I believe that is the way to go: the brain plasticity makes it what amazing organ it is, and we need (robots need) hardware (or software simulating it) with such plasticity. We all human have the same “background” database somehow, which is a database telling us how to learn, thank you shared DNA. Then, what we learn and how we store it (for ever? for 10mn? with transderivational topics? ...) depends on our experiences, our personalities, social backgrounds ...

If we can make a dynamic chip that can remodel its design based on what its software learns, we would have mimicked human brain in quite a good way…

Most difficult is to know what has to be the learning machine like and how should the new knowledge represented… I feel that the idea of giving a perfect and precise answer to those questions is purely human and maybe the wrong way to go. I have been working with meta-heuristic algorithms at school, and I think that the best robot brain will not come out of a perfect mathematical theory of information, but will be an efficient and clever soup of approximations and chaos.

 

 
  [ # 8 ]

@Sam: I’m waiting for moment science discovers that the best way to build an artificial brain is .... to build a new brain! Nature has take millions of years to figure out what is the best way to design intelligence, and now we’re on the road to acknowledge that nature was right grin

 

 
  [ # 9 ]

Hey guys!


Well, it’s not a chatbot, but as this thread is about hypothesis about the future, and as Erwin Van Lun said about a future with robots I couldn’t see a better place to post it.

I was just surffing on net when I found this robot - it’s name is Petman.
http://www.bostondynamics.com/robot_petman.html ( take a look at the video).
It’s a military prototipe to test hard environmental conditions to human beings. It’s diference to Azimo is that it walks in a more similar human way to walk. Azimo walks bending it’s knees in a not natural gait ( it is not supossed to Petman to have AI at first moment)

And there is this other robot called Romeo. It’s a French project of a home attendant: http://www.projetromeo.com/index_en.html ( this one will be AI provided)

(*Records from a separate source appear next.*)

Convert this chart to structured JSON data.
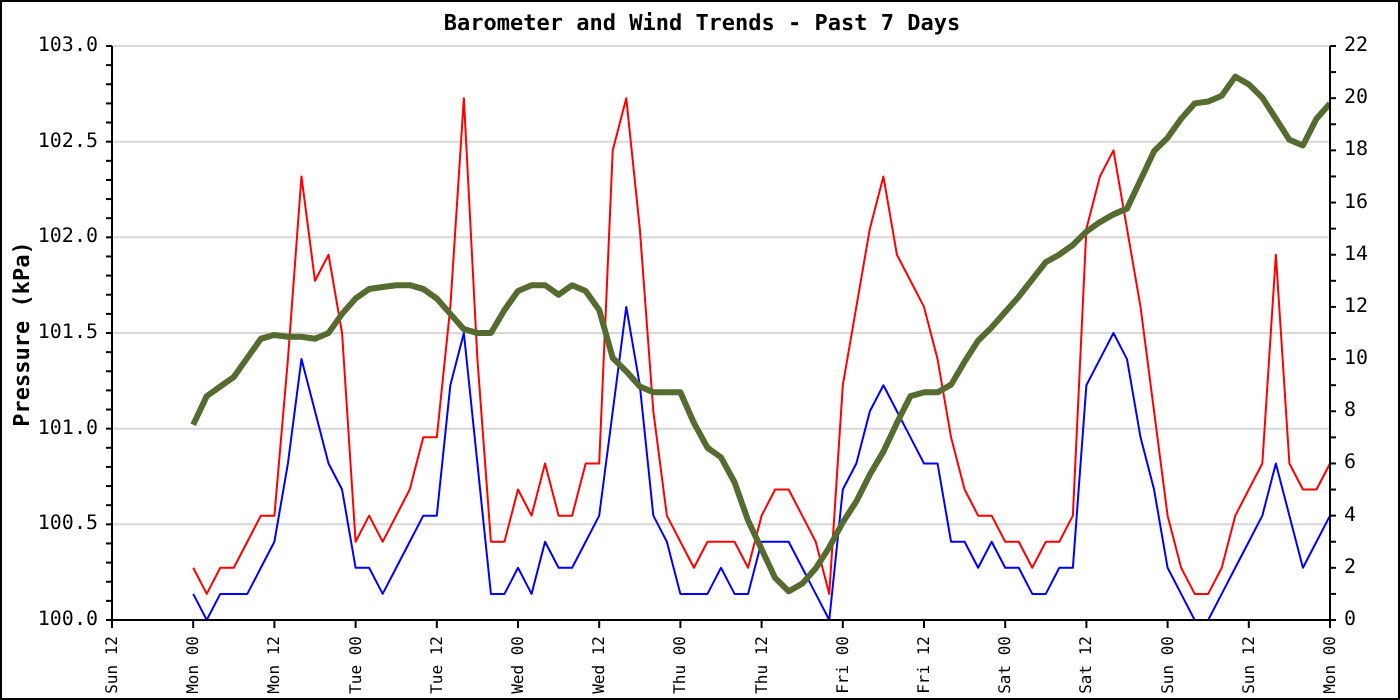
{
  "chart_data": {
    "type": "line",
    "title": "Barometer and Wind Trends - Past 7 Days",
    "ylabel": "Pressure (kPa)",
    "categories": [
      "Sun 12",
      null,
      null,
      null,
      null,
      null,
      "Mon 00",
      null,
      null,
      null,
      null,
      null,
      "Mon 12",
      null,
      null,
      null,
      null,
      null,
      "Tue 00",
      null,
      null,
      null,
      null,
      null,
      "Tue 12",
      null,
      null,
      null,
      null,
      null,
      "Wed 00",
      null,
      null,
      null,
      null,
      null,
      "Wed 12",
      null,
      null,
      null,
      null,
      null,
      "Thu 00",
      null,
      null,
      null,
      null,
      null,
      "Thu 12",
      null,
      null,
      null,
      null,
      null,
      "Fri 00",
      null,
      null,
      null,
      null,
      null,
      "Fri 12",
      null,
      null,
      null,
      null,
      null,
      "Sat 00",
      null,
      null,
      null,
      null,
      null,
      "Sat 12",
      null,
      null,
      null,
      null,
      null,
      "Sun 00",
      null,
      null,
      null,
      null,
      null,
      "Sun 12",
      null,
      null,
      null,
      null,
      null,
      "Mon 00"
    ],
    "ylim": [
      100,
      103
    ],
    "yticks": [
      {
        "value": 100,
        "label": "100.0"
      },
      {
        "value": 100.1,
        "label": null
      },
      {
        "value": 100.2,
        "label": null
      },
      {
        "value": 100.3,
        "label": null
      },
      {
        "value": 100.4,
        "label": null
      },
      100.5,
      {
        "value": 100.6,
        "label": null
      },
      {
        "value": 100.7,
        "label": null
      },
      {
        "value": 100.8,
        "label": null
      },
      {
        "value": 100.9,
        "label": null
      },
      {
        "value": 101,
        "label": "101.0"
      },
      {
        "value": 101.1,
        "label": null
      },
      {
        "value": 101.2,
        "label": null
      },
      {
        "value": 101.3,
        "label": null
      },
      {
        "value": 101.4,
        "label": null
      },
      101.5,
      {
        "value": 101.6,
        "label": null
      },
      {
        "value": 101.7,
        "label": null
      },
      {
        "value": 101.8,
        "label": null
      },
      {
        "value": 101.9,
        "label": null
      },
      {
        "value": 102,
        "label": "102.0"
      },
      {
        "value": 102.1,
        "label": null
      },
      {
        "value": 102.2,
        "label": null
      },
      {
        "value": 102.3,
        "label": null
      },
      {
        "value": 102.4,
        "label": null
      },
      102.5,
      {
        "value": 102.6,
        "label": null
      },
      {
        "value": 102.7,
        "label": null
      },
      {
        "value": 102.8,
        "label": null
      },
      {
        "value": 102.9,
        "label": null
      },
      {
        "value": 103,
        "label": "103.0"
      }
    ],
    "y2lim": [
      0,
      22
    ],
    "y2ticks": [
      0,
      {
        "value": 1,
        "label": null
      },
      2,
      {
        "value": 3,
        "label": null
      },
      4,
      {
        "value": 5,
        "label": null
      },
      6,
      {
        "value": 7,
        "label": null
      },
      8,
      {
        "value": 9,
        "label": null
      },
      10,
      {
        "value": 11,
        "label": null
      },
      12,
      {
        "value": 13,
        "label": null
      },
      14,
      {
        "value": 15,
        "label": null
      },
      16,
      {
        "value": 17,
        "label": null
      },
      18,
      {
        "value": 19,
        "label": null
      },
      20,
      {
        "value": 21,
        "label": null
      },
      22
    ],
    "grid": "y",
    "marker": "none",
    "line_style": "solid",
    "series": [
      {
        "color": "#ff0000",
        "axis": "y2",
        "values": [
          null,
          null,
          null,
          null,
          null,
          null,
          2,
          1,
          2,
          2,
          3,
          4,
          4,
          10,
          17,
          13,
          14,
          11,
          3,
          4,
          3,
          4,
          5,
          7,
          7,
          12,
          20,
          10,
          3,
          3,
          5,
          4,
          6,
          4,
          4,
          6,
          6,
          18,
          20,
          15,
          8,
          4,
          3,
          2,
          3,
          3,
          3,
          2,
          4,
          5,
          5,
          4,
          3,
          1,
          9,
          12,
          15,
          17,
          14,
          13,
          12,
          10,
          7,
          5,
          4,
          4,
          3,
          3,
          2,
          3,
          3,
          4,
          15,
          17,
          18,
          15,
          12,
          8,
          4,
          2,
          1,
          1,
          2,
          4,
          5,
          6,
          14,
          6,
          5,
          5,
          6
        ]
      },
      {
        "color": "#0000ff",
        "axis": "y2",
        "values": [
          null,
          null,
          null,
          null,
          null,
          null,
          1,
          0,
          1,
          1,
          1,
          2,
          3,
          6,
          10,
          8,
          6,
          5,
          2,
          2,
          1,
          2,
          3,
          4,
          4,
          9,
          11,
          6,
          1,
          1,
          2,
          1,
          3,
          2,
          2,
          3,
          4,
          8,
          12,
          9,
          4,
          3,
          1,
          1,
          1,
          2,
          1,
          1,
          3,
          3,
          3,
          2,
          1,
          0,
          5,
          6,
          8,
          9,
          8,
          7,
          6,
          6,
          3,
          3,
          2,
          3,
          2,
          2,
          1,
          1,
          2,
          2,
          9,
          10,
          11,
          10,
          7,
          5,
          2,
          1,
          0,
          0,
          1,
          2,
          3,
          4,
          6,
          4,
          2,
          3,
          4
        ]
      },
      {
        "color": "#556b2f",
        "values": [
          null,
          null,
          null,
          null,
          null,
          null,
          101.02,
          101.17,
          101.22,
          101.27,
          101.37,
          101.47,
          101.49,
          101.48,
          101.48,
          101.47,
          101.5,
          101.6,
          101.68,
          101.73,
          101.74,
          101.75,
          101.75,
          101.73,
          101.68,
          101.6,
          101.52,
          101.5,
          101.5,
          101.62,
          101.72,
          101.75,
          101.75,
          101.7,
          101.75,
          101.72,
          101.62,
          101.37,
          101.3,
          101.22,
          101.19,
          101.19,
          101.19,
          101.03,
          100.9,
          100.85,
          100.72,
          100.52,
          100.37,
          100.22,
          100.15,
          100.19,
          100.27,
          100.38,
          100.51,
          100.62,
          100.76,
          100.88,
          101.03,
          101.17,
          101.19,
          101.19,
          101.23,
          101.35,
          101.46,
          101.53,
          101.61,
          101.69,
          101.78,
          101.87,
          101.91,
          101.96,
          102.03,
          102.08,
          102.12,
          102.15,
          102.3,
          102.45,
          102.52,
          102.62,
          102.7,
          102.71,
          102.74,
          102.84,
          102.8,
          102.73,
          102.62,
          102.51,
          102.48,
          102.62,
          102.7
        ]
      }
    ]
  }
}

Pictures can be seen here http://www.projetromeo.com/romeo-documentation/index.html and here http://digitalworldtechniques.blogspot.com/2011/04/romeo-robot.html

 

 
  [ # 10 ]
Andrew Smith - Oct 14, 2011:

Does anyone know when we could expect to be able to get Light Sensitive Memristors? smile

IMHO We are working on it, but quantum chromodynamics is a bitch to develop tools around which to operate. The size of the equipment necessary to create Bose-Einstein condensate is still in it’s infant stages. I wish I could tell who else is doing this but it’s not for public consumption yet I think.

Raymond Lavas

 

 
  [ # 11 ]
Erwin Van Lun - Oct 18, 2011:

@Tom: I’m afraid that as soon as A.I. approaches human intelligence, it will almost immediately surpass this intelligence making computers endless more intelligent than humans. By that time, our intelligence compared to computer will be like explaining Einsteins Relatively Theory to a gold fish. If robots are willing to keep us (and nature in general) alive, they have to adapt to us in order to be able to communicate with us. Like we have dogs, but than ways with endless more difference in intelligence.

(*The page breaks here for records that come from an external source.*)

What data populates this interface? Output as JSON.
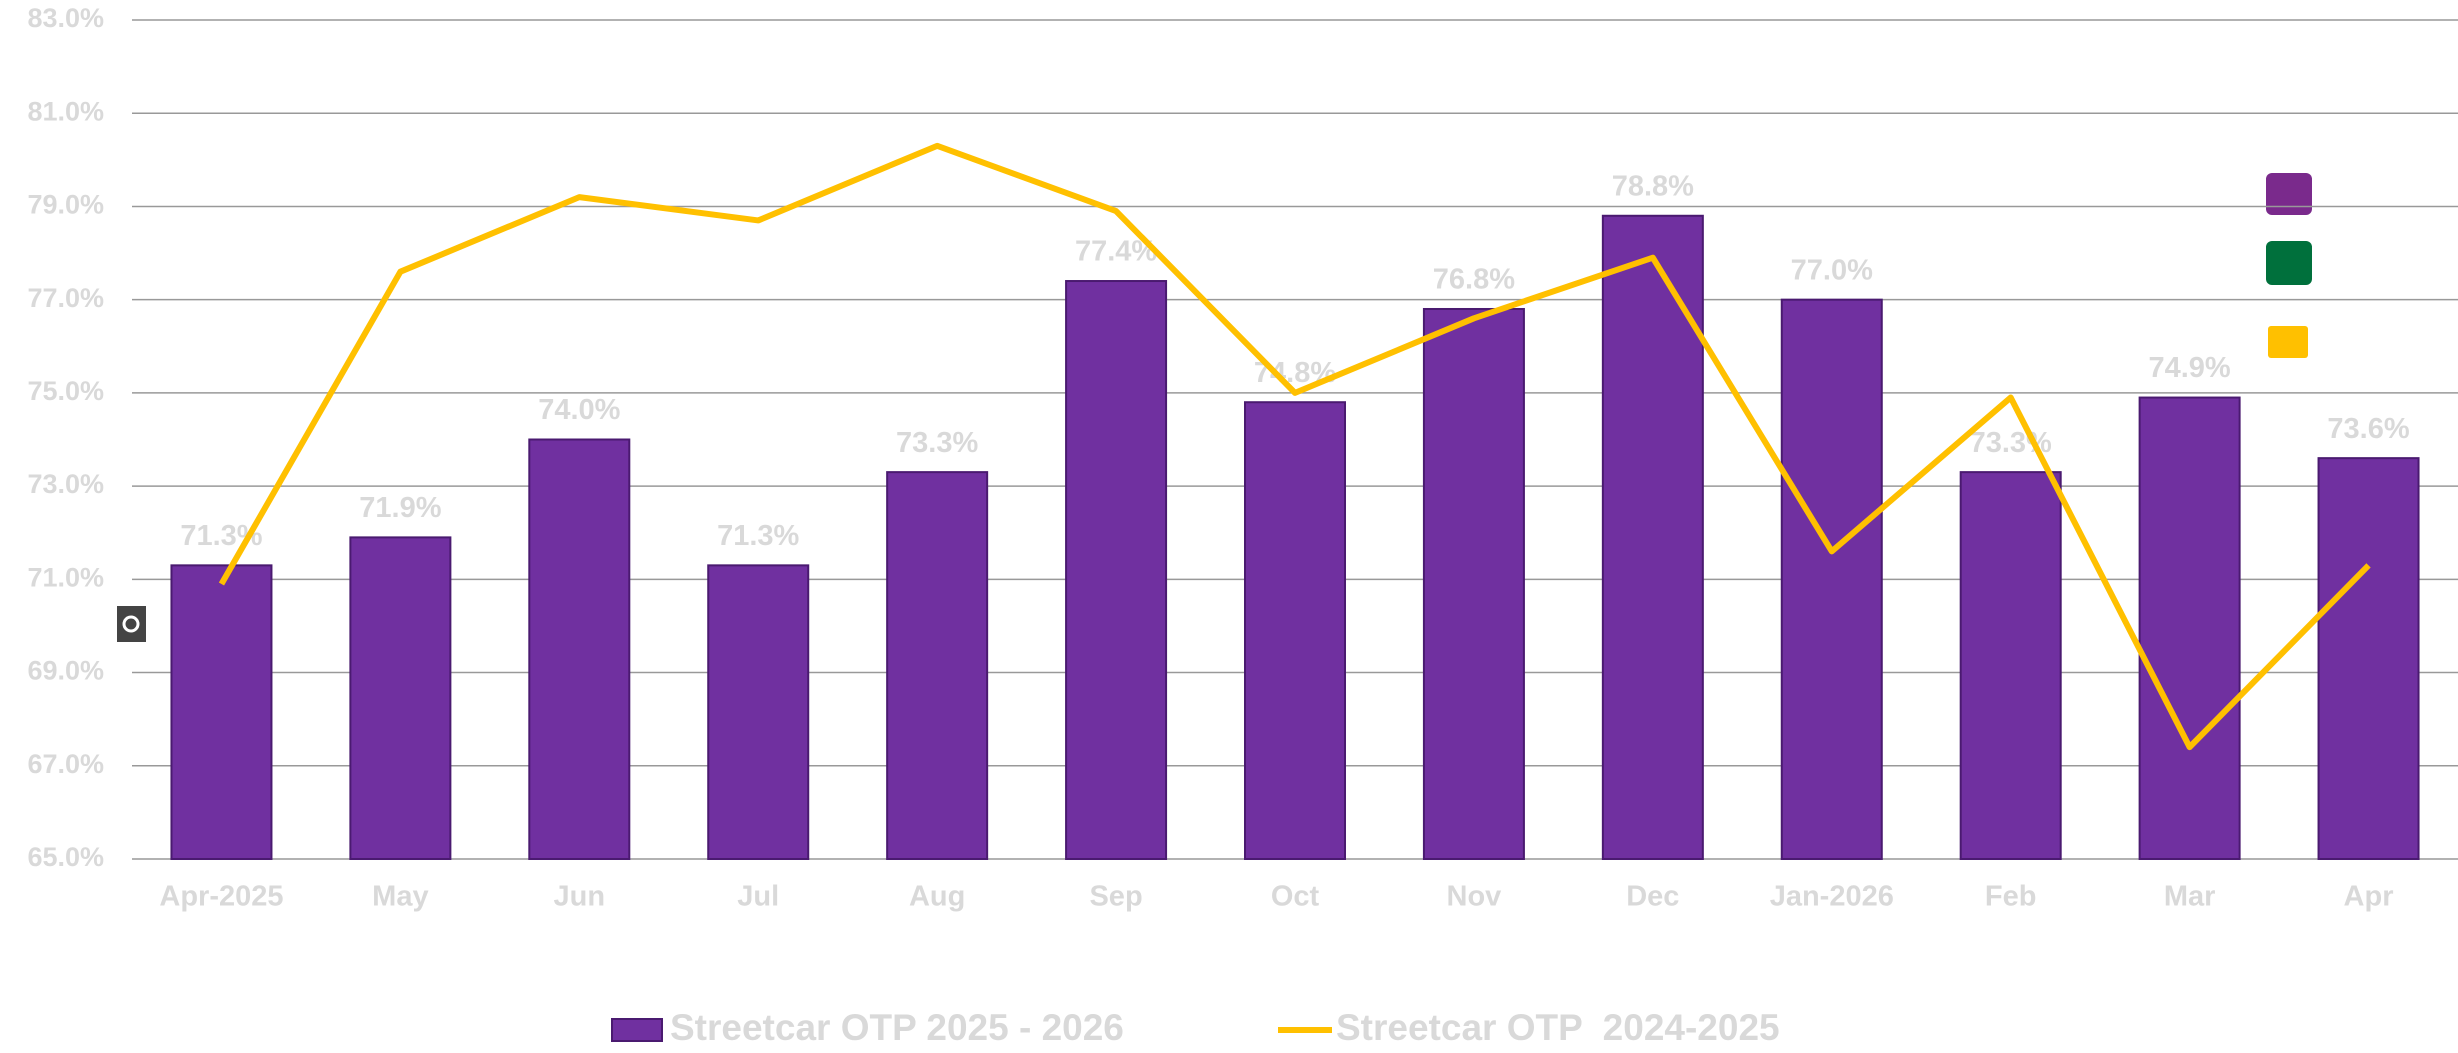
{
  "chart_data": {
    "type": "bar_line",
    "categories": [
      "Apr-2025",
      "May",
      "Jun",
      "Jul",
      "Aug",
      "Sep",
      "Oct",
      "Nov",
      "Dec",
      "Jan-2026",
      "Feb",
      "Mar",
      "Apr"
    ],
    "series": [
      {
        "name": "Streetcar OTP 2025 - 2026",
        "type": "bar",
        "color": "#7030a0",
        "values": [
          71.3,
          71.9,
          74.0,
          71.3,
          73.3,
          77.4,
          74.8,
          76.8,
          78.8,
          77.0,
          73.3,
          74.9,
          73.6
        ],
        "value_labels": [
          "71.3%",
          "71.9%",
          "74.0%",
          "71.3%",
          "73.3%",
          "77.4%",
          "74.8%",
          "76.8%",
          "78.8%",
          "77.0%",
          "73.3%",
          "74.9%",
          "73.6%"
        ]
      },
      {
        "name": "Streetcar OTP  2024-2025",
        "type": "line",
        "color": "#ffc000",
        "values": [
          70.9,
          77.6,
          79.2,
          78.7,
          80.3,
          78.9,
          75.0,
          76.6,
          77.9,
          71.6,
          74.9,
          67.4,
          71.3
        ]
      }
    ],
    "ylim": [
      65,
      83
    ],
    "yticks": [
      {
        "value": 65,
        "label": "65.0%"
      },
      {
        "value": 67,
        "label": "67.0%"
      },
      {
        "value": 69,
        "label": "69.0%"
      },
      {
        "value": 71,
        "label": "71.0%"
      },
      {
        "value": 73,
        "label": "73.0%"
      },
      {
        "value": 75,
        "label": "75.0%"
      },
      {
        "value": 77,
        "label": "77.0%"
      },
      {
        "value": 79,
        "label": "79.0%"
      },
      {
        "value": 81,
        "label": "81.0%"
      },
      {
        "value": 83,
        "label": "83.0%"
      }
    ],
    "grid": true
  }
}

This has always been my thought. Us humans have been at the top of the intelligence chain and are now reaching the point that are own creation will soon out rank us. It may very well be that computers will see us as an obstacle to their own evolution, therefore making humans expendable.

 

 
  [ # 12 ]
Laura Patterson - Dec 1, 2011:

This has always been my thought. Us humans have been at the top of the intelligence chain and are now reaching the point that are own creation will soon out rank us. It may very well be that computers will see us as an obstacle to their own evolution, therefore making humans expendable.

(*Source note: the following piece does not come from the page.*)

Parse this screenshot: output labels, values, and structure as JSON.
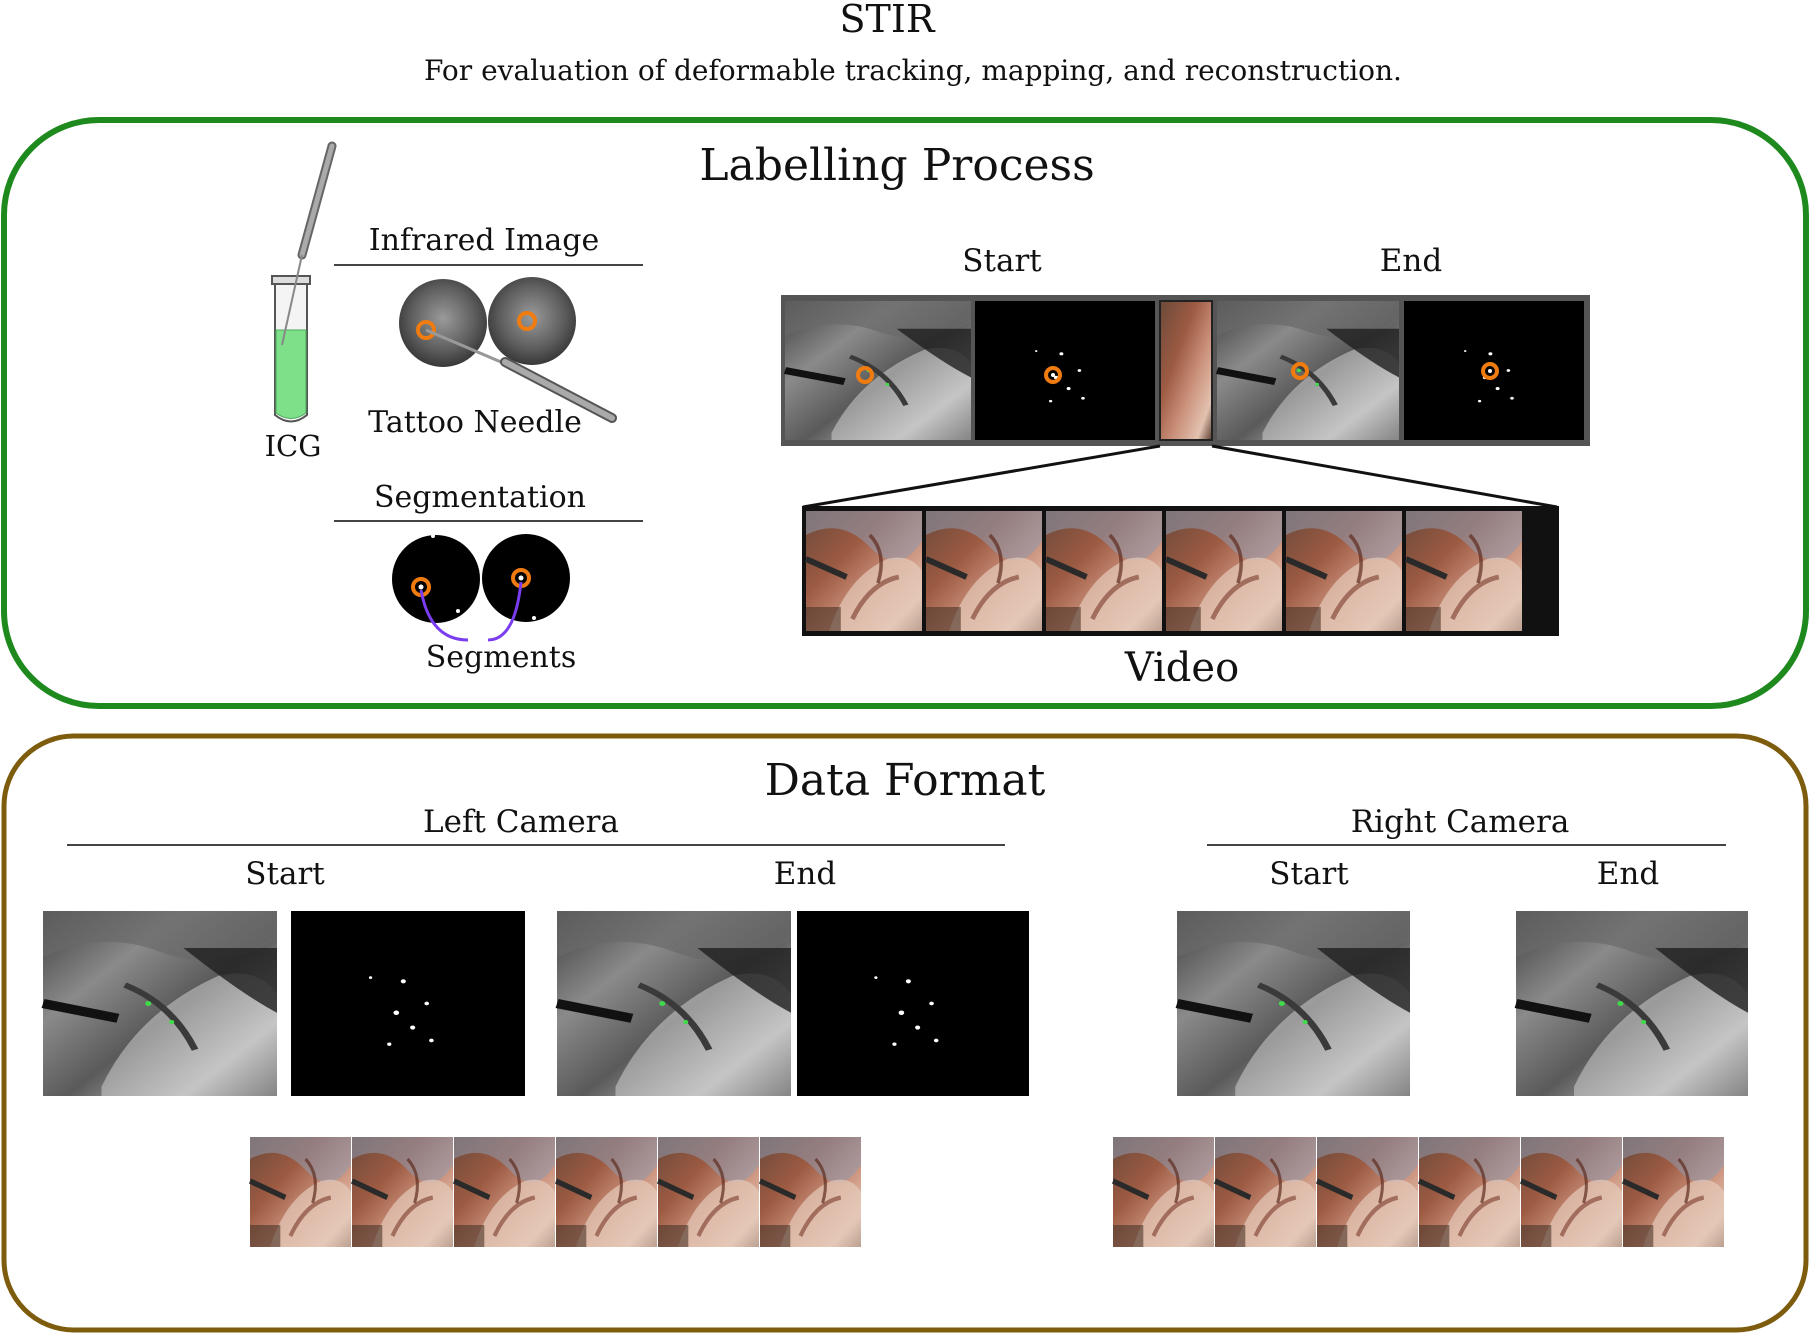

Oh dear Laura…. don’t underestimate our capability to evolve higher than we already have and once again become even wiser than the machines we made… they may be intelligent but we are wise…. that means WE will always make sure NOT to let machines take control over us. 
I say; send all the machines into space, and let us go back to Nature and live in the tropical forests with the tribes….
Familly, Nature, Gaia, harmony….....to space with the rest!